Calici vip, Tessa Gelisio dalla tv al vino

Volto noto della televisione, lancia il suo "Carignano su piede franco" nato nelle sabbie del Suclis. Un vitigno salvato dall'estinzione

Viticoltura eroica. Forse anche un po' folle. Perché ci vuole davvero audacia e un tocco di sana pazzia a lottare contro il maestrale e i terreni sabbiosi per recuperare vigne centenarie che appaiono oggi fuori dal tempo. Appezzamenti dove le viti, a ridosso del mare, sferzate dal vento, assettate delle scarse piogge, resistono con tenacia alle sfavorevoli condizioni e sono capaci di regalare grappoli di uva da trasformare in un vino dalle caratteristiche uniche. Qualità alta, ma bassissima resa e costi alti che per decenni hanno scoraggiato i coltivatori del Carignano su piede franco del Sulcis. Per tutelare e valorizzare questa antica tradizione dell'allevamento su sabbia delle viti nell'isola di Sant'Antioco, nasce ora con Slow Food Cagliari la comunità Slow "Carignano a piede franco" del Sud Ovest Sardegna.
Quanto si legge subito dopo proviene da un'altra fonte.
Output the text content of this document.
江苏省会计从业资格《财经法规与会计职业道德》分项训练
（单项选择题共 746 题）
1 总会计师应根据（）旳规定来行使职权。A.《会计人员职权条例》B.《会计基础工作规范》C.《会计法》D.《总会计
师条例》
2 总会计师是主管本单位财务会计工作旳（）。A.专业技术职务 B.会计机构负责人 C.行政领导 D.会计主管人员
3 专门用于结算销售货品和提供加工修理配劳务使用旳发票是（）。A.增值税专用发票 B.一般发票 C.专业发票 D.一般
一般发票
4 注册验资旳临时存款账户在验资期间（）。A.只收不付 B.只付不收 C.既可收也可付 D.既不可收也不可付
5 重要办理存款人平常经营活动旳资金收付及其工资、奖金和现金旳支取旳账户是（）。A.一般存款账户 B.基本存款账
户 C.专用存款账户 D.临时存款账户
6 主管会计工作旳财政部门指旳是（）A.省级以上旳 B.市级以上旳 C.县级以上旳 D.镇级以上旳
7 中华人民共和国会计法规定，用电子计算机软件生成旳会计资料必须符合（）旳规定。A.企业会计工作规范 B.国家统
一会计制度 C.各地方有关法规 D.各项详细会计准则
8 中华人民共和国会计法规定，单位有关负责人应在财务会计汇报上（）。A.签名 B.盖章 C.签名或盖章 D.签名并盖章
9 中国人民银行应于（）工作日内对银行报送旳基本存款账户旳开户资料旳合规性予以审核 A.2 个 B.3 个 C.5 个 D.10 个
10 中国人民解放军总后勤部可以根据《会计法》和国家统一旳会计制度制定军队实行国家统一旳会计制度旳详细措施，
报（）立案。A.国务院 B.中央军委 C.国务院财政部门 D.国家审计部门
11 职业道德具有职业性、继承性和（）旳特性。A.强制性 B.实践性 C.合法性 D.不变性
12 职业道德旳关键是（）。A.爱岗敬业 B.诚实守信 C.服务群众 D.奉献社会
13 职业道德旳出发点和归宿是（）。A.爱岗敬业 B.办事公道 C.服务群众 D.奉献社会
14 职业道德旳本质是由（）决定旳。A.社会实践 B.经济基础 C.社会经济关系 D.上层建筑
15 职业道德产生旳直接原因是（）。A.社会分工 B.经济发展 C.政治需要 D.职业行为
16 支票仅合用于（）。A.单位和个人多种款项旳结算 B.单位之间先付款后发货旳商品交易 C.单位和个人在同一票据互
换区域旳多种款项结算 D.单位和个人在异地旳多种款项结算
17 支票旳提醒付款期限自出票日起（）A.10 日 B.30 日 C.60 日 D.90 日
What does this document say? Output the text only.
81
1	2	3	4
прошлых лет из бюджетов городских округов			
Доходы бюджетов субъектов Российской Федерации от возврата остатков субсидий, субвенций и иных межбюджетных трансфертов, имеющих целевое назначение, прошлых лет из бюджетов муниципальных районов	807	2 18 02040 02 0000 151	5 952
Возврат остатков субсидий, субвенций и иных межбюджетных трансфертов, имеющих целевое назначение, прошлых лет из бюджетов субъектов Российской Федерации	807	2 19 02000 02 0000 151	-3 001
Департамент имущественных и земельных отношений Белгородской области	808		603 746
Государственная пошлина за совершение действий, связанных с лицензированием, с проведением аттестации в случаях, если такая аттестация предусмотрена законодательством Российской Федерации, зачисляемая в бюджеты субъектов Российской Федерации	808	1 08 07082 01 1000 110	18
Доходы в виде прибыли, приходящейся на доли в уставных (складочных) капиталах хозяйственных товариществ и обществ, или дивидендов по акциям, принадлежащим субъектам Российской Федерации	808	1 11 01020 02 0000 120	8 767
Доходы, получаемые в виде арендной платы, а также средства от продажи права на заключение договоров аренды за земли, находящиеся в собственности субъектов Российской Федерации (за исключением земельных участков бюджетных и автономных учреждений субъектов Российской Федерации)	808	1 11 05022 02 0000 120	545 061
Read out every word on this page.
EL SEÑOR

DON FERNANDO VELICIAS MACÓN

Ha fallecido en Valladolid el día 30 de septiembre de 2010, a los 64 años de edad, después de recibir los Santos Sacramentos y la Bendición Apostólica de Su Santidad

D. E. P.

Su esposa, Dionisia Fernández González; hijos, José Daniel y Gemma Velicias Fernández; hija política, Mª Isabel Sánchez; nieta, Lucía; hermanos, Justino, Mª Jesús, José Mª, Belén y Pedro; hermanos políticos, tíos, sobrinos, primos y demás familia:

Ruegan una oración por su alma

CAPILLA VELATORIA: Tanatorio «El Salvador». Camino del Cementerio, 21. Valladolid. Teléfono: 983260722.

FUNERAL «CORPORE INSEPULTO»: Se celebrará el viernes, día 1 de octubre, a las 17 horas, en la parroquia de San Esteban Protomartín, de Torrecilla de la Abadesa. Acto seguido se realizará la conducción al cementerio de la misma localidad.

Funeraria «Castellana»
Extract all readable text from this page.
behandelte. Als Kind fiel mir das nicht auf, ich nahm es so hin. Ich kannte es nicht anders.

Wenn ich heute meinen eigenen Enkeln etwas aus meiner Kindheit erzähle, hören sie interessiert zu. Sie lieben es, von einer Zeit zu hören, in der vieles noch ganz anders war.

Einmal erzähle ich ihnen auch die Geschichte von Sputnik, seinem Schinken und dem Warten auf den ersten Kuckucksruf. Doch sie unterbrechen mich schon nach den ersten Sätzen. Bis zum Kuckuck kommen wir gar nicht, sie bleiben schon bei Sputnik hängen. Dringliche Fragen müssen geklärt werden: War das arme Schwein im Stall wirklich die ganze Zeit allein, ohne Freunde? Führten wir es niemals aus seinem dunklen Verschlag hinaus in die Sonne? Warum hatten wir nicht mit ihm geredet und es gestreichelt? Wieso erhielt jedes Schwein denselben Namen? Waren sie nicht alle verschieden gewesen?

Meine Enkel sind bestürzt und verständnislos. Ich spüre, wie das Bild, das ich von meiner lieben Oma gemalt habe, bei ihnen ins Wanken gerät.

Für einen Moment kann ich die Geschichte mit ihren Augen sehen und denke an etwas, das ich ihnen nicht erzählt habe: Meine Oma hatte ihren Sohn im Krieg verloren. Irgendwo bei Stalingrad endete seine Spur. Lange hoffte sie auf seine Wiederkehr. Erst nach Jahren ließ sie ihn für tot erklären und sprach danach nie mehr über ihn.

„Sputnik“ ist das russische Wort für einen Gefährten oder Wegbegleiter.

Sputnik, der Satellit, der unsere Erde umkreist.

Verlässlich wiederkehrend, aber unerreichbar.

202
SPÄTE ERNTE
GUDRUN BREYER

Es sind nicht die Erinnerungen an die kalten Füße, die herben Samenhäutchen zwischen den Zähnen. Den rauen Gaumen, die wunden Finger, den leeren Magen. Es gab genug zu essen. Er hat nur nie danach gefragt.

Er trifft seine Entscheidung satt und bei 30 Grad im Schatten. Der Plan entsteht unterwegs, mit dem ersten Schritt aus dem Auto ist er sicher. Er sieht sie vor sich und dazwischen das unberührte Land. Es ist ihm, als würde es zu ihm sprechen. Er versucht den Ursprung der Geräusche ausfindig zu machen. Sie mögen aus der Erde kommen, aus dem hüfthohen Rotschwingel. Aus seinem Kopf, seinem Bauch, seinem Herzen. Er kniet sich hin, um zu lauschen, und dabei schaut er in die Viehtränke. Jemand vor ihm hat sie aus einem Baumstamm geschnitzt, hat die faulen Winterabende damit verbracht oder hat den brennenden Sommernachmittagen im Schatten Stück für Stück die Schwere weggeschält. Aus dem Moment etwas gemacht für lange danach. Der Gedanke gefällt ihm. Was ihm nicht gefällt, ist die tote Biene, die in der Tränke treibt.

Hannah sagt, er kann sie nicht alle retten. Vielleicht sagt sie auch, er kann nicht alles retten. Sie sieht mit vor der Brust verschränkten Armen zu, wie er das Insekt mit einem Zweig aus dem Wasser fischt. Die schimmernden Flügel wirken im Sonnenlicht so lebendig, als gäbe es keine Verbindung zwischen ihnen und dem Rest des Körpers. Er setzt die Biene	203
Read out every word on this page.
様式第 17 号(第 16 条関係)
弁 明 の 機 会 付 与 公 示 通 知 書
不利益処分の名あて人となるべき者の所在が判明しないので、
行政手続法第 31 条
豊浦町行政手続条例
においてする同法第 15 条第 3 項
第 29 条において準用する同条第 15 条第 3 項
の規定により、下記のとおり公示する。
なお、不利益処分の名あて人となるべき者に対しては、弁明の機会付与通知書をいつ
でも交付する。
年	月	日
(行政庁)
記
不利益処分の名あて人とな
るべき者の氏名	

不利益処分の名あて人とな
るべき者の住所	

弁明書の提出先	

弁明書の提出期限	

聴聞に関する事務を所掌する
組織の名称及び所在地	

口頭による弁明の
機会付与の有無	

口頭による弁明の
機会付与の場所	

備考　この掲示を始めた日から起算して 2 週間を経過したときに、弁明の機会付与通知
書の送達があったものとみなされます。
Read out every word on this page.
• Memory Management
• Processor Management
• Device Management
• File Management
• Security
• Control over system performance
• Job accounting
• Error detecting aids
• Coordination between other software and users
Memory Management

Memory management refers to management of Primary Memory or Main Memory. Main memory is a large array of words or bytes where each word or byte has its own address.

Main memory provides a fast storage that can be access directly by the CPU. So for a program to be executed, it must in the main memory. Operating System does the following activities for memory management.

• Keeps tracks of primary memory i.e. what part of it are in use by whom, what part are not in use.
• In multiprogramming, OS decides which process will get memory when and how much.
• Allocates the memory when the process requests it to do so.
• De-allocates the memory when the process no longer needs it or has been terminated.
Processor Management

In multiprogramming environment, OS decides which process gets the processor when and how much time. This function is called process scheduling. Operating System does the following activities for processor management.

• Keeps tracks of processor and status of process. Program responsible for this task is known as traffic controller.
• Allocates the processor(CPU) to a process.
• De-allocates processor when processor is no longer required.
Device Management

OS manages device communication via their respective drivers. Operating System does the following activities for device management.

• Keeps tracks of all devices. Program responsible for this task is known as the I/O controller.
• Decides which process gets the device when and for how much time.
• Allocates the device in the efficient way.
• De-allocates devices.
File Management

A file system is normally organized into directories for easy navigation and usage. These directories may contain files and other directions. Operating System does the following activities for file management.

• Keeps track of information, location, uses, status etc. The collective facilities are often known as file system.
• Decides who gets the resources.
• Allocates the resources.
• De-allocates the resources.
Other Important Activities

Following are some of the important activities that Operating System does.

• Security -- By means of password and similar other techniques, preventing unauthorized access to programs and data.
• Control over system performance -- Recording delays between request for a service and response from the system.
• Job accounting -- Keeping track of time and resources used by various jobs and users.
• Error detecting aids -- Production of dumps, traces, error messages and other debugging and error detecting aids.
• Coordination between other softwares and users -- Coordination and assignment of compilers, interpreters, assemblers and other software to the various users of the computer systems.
Amore sardo. Referente Tessa Gelisio, volto noto della televisione (in particolare grazie ai programmi "Pianeta mare" e "Cotto e mangiato"), che qualche anno fa ha inaugurato un'azienda agricola a Calasetta recuperando il vigneto della famiglia del compagno Massimo Pusceddu. Un amore sardo nato ormai molto tempo fa per la conduttrice tv che ha lei stessa origini isolane, per via della nonna di Bonorva trasferitesi in Toscana dove Tessa è cresciuta. Nella loro cantina, Tenuta la Sabbiosa, ci sarà domani sera la presentazione ufficiale di questa nuova comunità dedicata al Carignano. «Abbiamo pensato a questa iniziativa - spiega la referente - per dare maggiore visibilità ai vigneti a piede franco, aiutare i piccoli produttori che come noi vogliono mantenere viva una bellissima tradizione. Vogliamo fare sinergia, mettendoci insieme possiamo per esempio ammortizzare alcuni costi, creare delle squadre di lavoro, farci conoscere di più con degustazioni e partecipando collettivamente alle fiere. Parliamo di piccole realtà, da mille a duemila bottiglie. L'unione, in una comunità, può davvero servire a promuovere un unico marchio che ci distingua e faccia capire al consumatore qual è la differenza tra un Carignano su piede franco e uno che non lo è. Si tratta di una vite completamente diversa che mantiene vecchie caratteristiche genetiche, scampata alla piaga della fillossera».

Antico e moderno. Vigneti antichi per un vino moderno. Un prodotto unico. Naturale, ma frutto dell'abilità dell'uomo. Tutto viene a fatto a mano come un tempo perché questa è una viticoltura che non può essere meccanizzata, le vigne non possono essere percorse da macchine vendemmiatrici. Il risultato è un vino particolare, con profumi più accentuati, che si sposa perfettamente con altre eccellenze gastronomiche del territorio.

«Nelle cene che facciamo in cantina sottolinea - Tessa Gelisio - lo abbiniamo spesso al tonno rosso simbolo del mare di questa zona. Ma nell'isola di Sant'Antioco, così come in tutta la Sardegna, ci sono tante eccellenze che purtroppo non vengono abbastanza valorizzate. Io vengo dalla Toscana dove il vino è diventato il prodotto tipico con il quale promuovere il territorio. San Gimignano o Montepulciano hanno fatto del vino la loro bandiera, anche dal punto di vista turistico. Qua abbiamo un unicum a livello mondiale: solo nel Sulcis, infatti, sono rimasti i vigneti di Carignano a piede franco coltivati su sabbia marina. Penso sia giusto puntarci».

Turismo lento. Insomma gli obiettivi della nascente comunità sono importanti, ambiziosi e precisi: tutelare la tradizione della coltivazione del Carignano su piede franco e salvare dall'estinzione i vigneti centenari dell'Isola di Sant'Antioco, farne un vessillo di marketing territoriale creando un forte e particolarissimo distretto del vino, favorire uno turismo lento, sostenibile, esperienziale. Partendo dal modello Slow Food che mette al centro il bene comune legato al cibo, all'ambiente, alla socialità.